Wednesday, October 13, 2004

Lies and the sometimes liars who tell them

You know those logic puzzles where some people always lie and some people always tell the truth? They're a lot of fun, and educational, too, but they are not a good way of thinking about what lying is and why we care about it. Any attempt to link them to the political conversation on lying, as John Allen Paulos tried in an article last year, is bound to distort how we think about lies and liars.

In his article, Paulos even extends the logic puzzles to include ones where a liar is someone who lies with some high probability, rather than lying all the time. But that doesn't help matters. The moral of the puzzle, he says, is still "Confirmation of a very dishonest person's unreliable statement by another very dishonest person makes the statement even less reliable." Good reasoning in a logic puzzle, horrible reasoning in real life. If you had argued in early 2003 that Saddam Hussein must have had banned weapons, since he denied having them and he is a liar, then you would have been laughed out of any reasonable discussion of the coming war*.

In logic puzzles, people make false statements for the sake of making false statements. In real life, people lie with purpose. They want to manipulate others' beliefs for their advantage. And if we care about the political process, we ought to speak out against attempts to manipulate people into having false beliefs. Democracy doesn't work so well if what people take away from their politicians' statements is demonstrably false.
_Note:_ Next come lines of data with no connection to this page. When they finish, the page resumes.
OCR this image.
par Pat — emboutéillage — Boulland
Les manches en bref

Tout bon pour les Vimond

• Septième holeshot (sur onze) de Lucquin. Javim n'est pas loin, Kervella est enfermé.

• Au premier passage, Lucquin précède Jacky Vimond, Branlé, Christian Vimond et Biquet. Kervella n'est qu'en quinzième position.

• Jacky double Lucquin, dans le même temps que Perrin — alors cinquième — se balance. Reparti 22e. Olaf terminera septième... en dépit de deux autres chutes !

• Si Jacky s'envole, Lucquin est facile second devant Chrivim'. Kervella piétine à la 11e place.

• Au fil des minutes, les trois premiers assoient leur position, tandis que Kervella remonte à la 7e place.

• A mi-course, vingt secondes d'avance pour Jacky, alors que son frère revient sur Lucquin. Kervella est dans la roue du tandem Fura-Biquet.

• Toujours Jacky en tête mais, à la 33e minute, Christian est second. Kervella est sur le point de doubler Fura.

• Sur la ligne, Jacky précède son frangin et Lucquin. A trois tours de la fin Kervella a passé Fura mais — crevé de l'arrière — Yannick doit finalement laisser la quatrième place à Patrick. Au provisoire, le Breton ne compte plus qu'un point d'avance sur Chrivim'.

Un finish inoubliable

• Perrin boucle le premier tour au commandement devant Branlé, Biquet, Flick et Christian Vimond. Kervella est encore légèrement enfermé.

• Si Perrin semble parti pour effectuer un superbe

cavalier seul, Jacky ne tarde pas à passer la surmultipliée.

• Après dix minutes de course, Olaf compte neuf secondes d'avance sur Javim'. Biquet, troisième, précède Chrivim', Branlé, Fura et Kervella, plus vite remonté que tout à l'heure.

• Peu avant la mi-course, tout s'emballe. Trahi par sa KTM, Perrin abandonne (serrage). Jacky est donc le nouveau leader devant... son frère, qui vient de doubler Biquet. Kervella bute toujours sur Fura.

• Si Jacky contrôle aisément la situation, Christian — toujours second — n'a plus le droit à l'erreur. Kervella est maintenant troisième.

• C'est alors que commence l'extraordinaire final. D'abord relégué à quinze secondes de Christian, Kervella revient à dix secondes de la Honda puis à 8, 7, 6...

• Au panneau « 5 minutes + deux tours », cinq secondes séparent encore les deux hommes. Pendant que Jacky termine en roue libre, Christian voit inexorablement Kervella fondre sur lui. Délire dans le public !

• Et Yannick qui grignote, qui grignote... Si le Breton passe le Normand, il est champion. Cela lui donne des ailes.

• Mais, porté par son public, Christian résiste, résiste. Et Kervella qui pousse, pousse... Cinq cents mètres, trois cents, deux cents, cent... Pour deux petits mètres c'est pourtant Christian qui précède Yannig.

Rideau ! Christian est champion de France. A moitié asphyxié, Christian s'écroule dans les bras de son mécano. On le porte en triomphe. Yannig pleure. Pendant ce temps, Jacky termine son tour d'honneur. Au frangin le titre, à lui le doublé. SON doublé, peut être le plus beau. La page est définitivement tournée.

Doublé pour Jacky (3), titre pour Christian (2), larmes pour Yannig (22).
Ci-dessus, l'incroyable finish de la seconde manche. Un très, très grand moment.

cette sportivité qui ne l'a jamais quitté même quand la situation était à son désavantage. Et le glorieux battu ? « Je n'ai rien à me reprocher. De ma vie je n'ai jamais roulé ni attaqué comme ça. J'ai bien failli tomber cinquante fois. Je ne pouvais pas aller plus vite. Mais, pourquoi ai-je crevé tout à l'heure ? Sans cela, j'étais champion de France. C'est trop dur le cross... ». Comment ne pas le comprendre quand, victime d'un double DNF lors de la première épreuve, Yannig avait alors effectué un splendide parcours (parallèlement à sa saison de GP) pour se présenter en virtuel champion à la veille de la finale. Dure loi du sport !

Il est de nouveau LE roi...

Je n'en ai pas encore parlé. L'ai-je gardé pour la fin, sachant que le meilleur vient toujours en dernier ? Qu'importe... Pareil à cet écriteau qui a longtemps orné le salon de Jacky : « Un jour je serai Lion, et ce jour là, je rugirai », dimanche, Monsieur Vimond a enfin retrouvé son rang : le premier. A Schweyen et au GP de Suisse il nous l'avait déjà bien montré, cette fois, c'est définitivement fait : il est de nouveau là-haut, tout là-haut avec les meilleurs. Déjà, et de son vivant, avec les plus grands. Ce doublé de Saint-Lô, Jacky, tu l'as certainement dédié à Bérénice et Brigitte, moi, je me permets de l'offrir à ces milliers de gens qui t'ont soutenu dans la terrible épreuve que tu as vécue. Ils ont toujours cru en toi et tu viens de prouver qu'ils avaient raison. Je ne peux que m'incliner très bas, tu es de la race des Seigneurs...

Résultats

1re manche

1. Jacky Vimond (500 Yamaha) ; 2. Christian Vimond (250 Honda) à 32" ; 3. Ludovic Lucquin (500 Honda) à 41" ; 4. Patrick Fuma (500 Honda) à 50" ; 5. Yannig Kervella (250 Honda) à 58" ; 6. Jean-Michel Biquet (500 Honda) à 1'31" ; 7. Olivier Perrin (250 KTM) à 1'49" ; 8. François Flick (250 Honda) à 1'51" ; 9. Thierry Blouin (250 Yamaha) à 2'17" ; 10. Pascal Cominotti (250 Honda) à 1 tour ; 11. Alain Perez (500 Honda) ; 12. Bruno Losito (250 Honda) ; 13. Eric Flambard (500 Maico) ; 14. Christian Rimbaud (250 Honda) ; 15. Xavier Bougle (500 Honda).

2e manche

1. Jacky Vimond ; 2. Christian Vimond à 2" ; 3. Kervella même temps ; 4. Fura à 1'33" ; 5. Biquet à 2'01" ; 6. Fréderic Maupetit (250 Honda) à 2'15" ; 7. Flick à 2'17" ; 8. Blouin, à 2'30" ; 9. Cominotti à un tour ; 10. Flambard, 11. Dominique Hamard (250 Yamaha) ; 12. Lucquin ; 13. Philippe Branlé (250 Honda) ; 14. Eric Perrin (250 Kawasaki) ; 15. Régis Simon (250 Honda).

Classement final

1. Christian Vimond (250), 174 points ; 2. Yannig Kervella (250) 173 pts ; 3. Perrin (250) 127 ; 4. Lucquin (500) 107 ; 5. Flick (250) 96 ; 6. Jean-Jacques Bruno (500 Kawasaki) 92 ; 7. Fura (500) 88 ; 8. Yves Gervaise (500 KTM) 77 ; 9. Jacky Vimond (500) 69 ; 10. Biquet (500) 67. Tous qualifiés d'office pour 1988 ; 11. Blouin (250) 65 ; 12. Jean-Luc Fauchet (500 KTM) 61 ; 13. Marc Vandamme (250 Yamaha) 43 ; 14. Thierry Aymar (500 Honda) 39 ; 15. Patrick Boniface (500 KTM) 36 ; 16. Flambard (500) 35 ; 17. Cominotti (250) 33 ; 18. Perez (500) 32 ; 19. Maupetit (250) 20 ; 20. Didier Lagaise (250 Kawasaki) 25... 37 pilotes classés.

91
The more important the issue on which politicians make statements designed to spread falsehood, the more important it is to call them on it.**

If an ordinary English-speaker understands the statement to mean something that is actually false, then it is a threat, whether or not its propositional content could be true on some literal, word-for-word parsing.**

One of the biggest problems with a democracy is voters who are not well-informed. Listening to political discussion should ameliorate this problem. It should not do the opposite.**

*I actually saw this argument.

**Partisan links are here limited to a footnote.